Chinese court settles condom controversy
Beijing, China: A Chinese court has settled a long-standing dispute with a Japanese company over who makes the world’s thinnest latex condom, a prophylactics manufacturer in China said on Wednesday.
Guangzhou United Rubber Products sued Japan’s Okamoto for one yuan ($0.15) in an effort to settle the row.
In 2013, the Chinese company’s Aoni condom entered the Guinness Book of World Records with a rubber measuring in at 0.03 millimetres thick.
But Okamoto, the previous record holder, refused to give in.
In September 2014, Guangzhou United Rubber asked a Chinese court to settle the measuring contest, saying Okamoto was still advertising its condoms as the world’s thinnest.
The miniscule size of the claim led people to wonder whether the lawsuit was little more than a publicity stunt.
A spokeswoman for Guangzhou United Rubber denied the suggestion, saying it brought the action to ‘stop the other party’s infringement’ and chose the small amount because it did not want to become ‘entangled in the question of financial losses’.
The court in Guangzhou ruled in the Chinese firm’s favour on Monday, she said.

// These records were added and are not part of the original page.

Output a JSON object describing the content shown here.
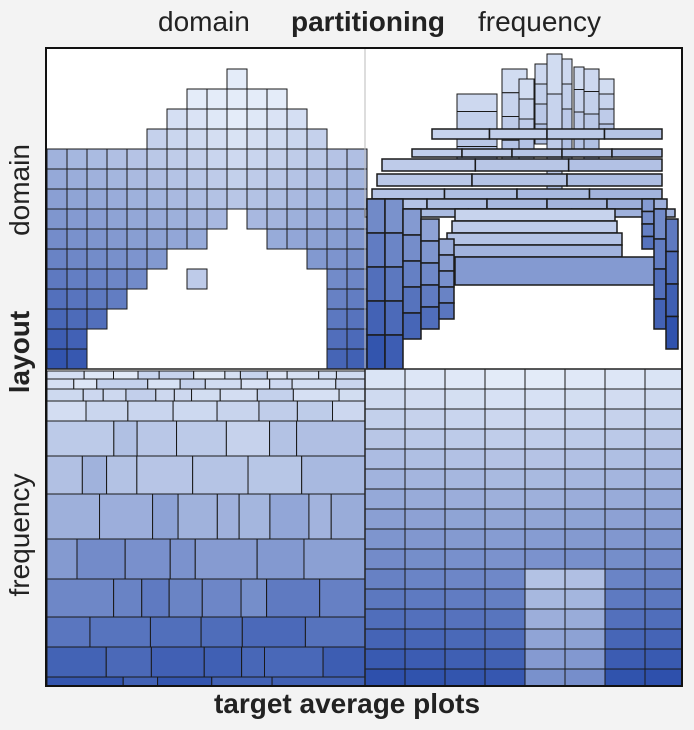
{
  "column_headers": {
    "left": "domain",
    "center": "partitioning",
    "right": "frequency"
  },
  "row_headers": {
    "top": "domain",
    "middle": "layout",
    "bottom": "frequency"
  },
  "footer": "target average plots",
  "colors": {
    "light": "#e4ecf9",
    "dark": "#2448a8",
    "border": "#1a1a1a",
    "background": "#f3f3f3"
  },
  "panels": [
    {
      "name": "domain-partitioning-domain-layout",
      "style": "uniform grid triangle"
    },
    {
      "name": "frequency-partitioning-domain-layout",
      "style": "irregular stacked rectangles"
    },
    {
      "name": "domain-partitioning-frequency-layout",
      "style": "horizontal strips"
    },
    {
      "name": "frequency-partitioning-frequency-layout",
      "style": "regular grid"
    }
  ]
}
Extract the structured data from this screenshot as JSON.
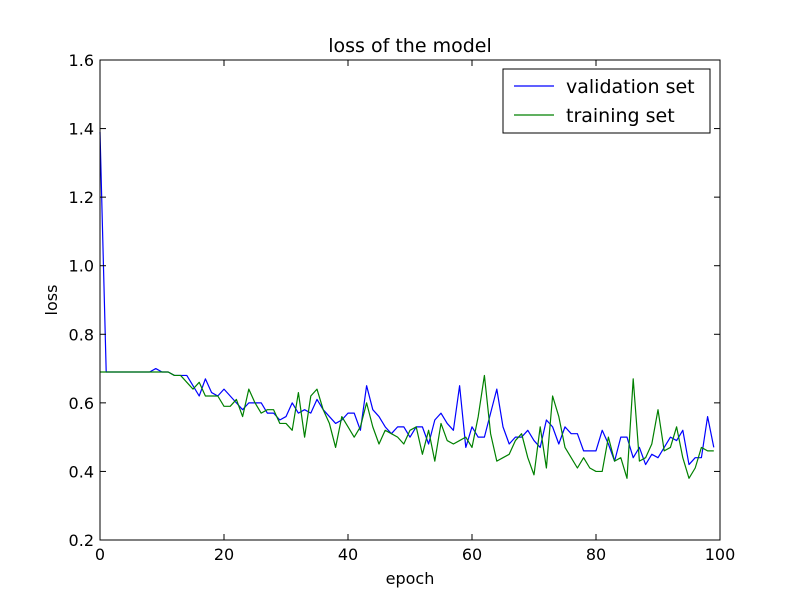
{
  "chart_data": {
    "type": "line",
    "title": "loss of the model",
    "xlabel": "epoch",
    "ylabel": "loss",
    "xlim": [
      0,
      100
    ],
    "ylim": [
      0.2,
      1.6
    ],
    "xticks": [
      0,
      20,
      40,
      60,
      80,
      100
    ],
    "yticks": [
      0.2,
      0.4,
      0.6,
      0.8,
      1.0,
      1.2,
      1.4,
      1.6
    ],
    "xtick_labels": [
      "0",
      "20",
      "40",
      "60",
      "80",
      "100"
    ],
    "ytick_labels": [
      "0.2",
      "0.4",
      "0.6",
      "0.8",
      "1.0",
      "1.2",
      "1.4",
      "1.6"
    ],
    "grid": false,
    "legend": "top-right",
    "series": [
      {
        "name": "validation set",
        "color": "#0000ff",
        "values": [
          1.39,
          0.69,
          0.69,
          0.69,
          0.69,
          0.69,
          0.69,
          0.69,
          0.69,
          0.7,
          0.69,
          0.69,
          0.68,
          0.68,
          0.68,
          0.65,
          0.62,
          0.67,
          0.63,
          0.62,
          0.64,
          0.62,
          0.6,
          0.58,
          0.6,
          0.6,
          0.6,
          0.57,
          0.57,
          0.55,
          0.56,
          0.6,
          0.57,
          0.58,
          0.57,
          0.61,
          0.58,
          0.56,
          0.54,
          0.55,
          0.57,
          0.57,
          0.52,
          0.65,
          0.58,
          0.56,
          0.53,
          0.51,
          0.53,
          0.53,
          0.5,
          0.53,
          0.53,
          0.48,
          0.55,
          0.57,
          0.54,
          0.52,
          0.65,
          0.47,
          0.53,
          0.5,
          0.5,
          0.57,
          0.64,
          0.53,
          0.48,
          0.5,
          0.5,
          0.52,
          0.49,
          0.47,
          0.55,
          0.53,
          0.48,
          0.53,
          0.51,
          0.51,
          0.46,
          0.46,
          0.46,
          0.52,
          0.48,
          0.43,
          0.5,
          0.5,
          0.44,
          0.47,
          0.42,
          0.45,
          0.44,
          0.47,
          0.5,
          0.49,
          0.52,
          0.42,
          0.44,
          0.44,
          0.56,
          0.47
        ]
      },
      {
        "name": "training set",
        "color": "#008000",
        "values": [
          0.69,
          0.69,
          0.69,
          0.69,
          0.69,
          0.69,
          0.69,
          0.69,
          0.69,
          0.69,
          0.69,
          0.69,
          0.68,
          0.68,
          0.66,
          0.64,
          0.66,
          0.62,
          0.62,
          0.62,
          0.59,
          0.59,
          0.61,
          0.56,
          0.64,
          0.6,
          0.57,
          0.58,
          0.58,
          0.54,
          0.54,
          0.52,
          0.63,
          0.5,
          0.62,
          0.64,
          0.58,
          0.54,
          0.47,
          0.56,
          0.53,
          0.5,
          0.53,
          0.6,
          0.53,
          0.48,
          0.52,
          0.51,
          0.5,
          0.48,
          0.52,
          0.53,
          0.45,
          0.52,
          0.43,
          0.54,
          0.49,
          0.48,
          0.49,
          0.5,
          0.47,
          0.56,
          0.68,
          0.51,
          0.43,
          0.44,
          0.45,
          0.49,
          0.51,
          0.44,
          0.39,
          0.53,
          0.41,
          0.62,
          0.56,
          0.47,
          0.44,
          0.41,
          0.44,
          0.41,
          0.4,
          0.4,
          0.5,
          0.43,
          0.44,
          0.38,
          0.67,
          0.43,
          0.44,
          0.48,
          0.58,
          0.46,
          0.47,
          0.53,
          0.44,
          0.38,
          0.41,
          0.47,
          0.46,
          0.46
        ]
      }
    ]
  }
}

Okamoto had ‘cheated’ consumers with its exaggerated claims, she said, adding that the Japanese competitors were ‘not just insulting our company, they were also insulting our consumers’.
The taunts failed to get a rise out of Okamoto.
‘We used the phrase ‘the world’s thinnest’ for a few years after we were listed in the Guinness World Records (in 2012), but we do not anymore,’ an Okamoto spokesman told AFP.
‘So, we don’t think the ruling will have any effect on our finances.’
The Tokyo-based condom maker, whose product lineup includes the ‘Big Boy’, has not made the claim in its advertising for at least a year, he added.
But on Wednesday its English-language website still proclaimed that its ‘003 Platinum is, as long as we know, the World’s Thinnest latex condom’.
Japanese manufacturers, including Okamoto, produce even thinner condoms made from polyurethane.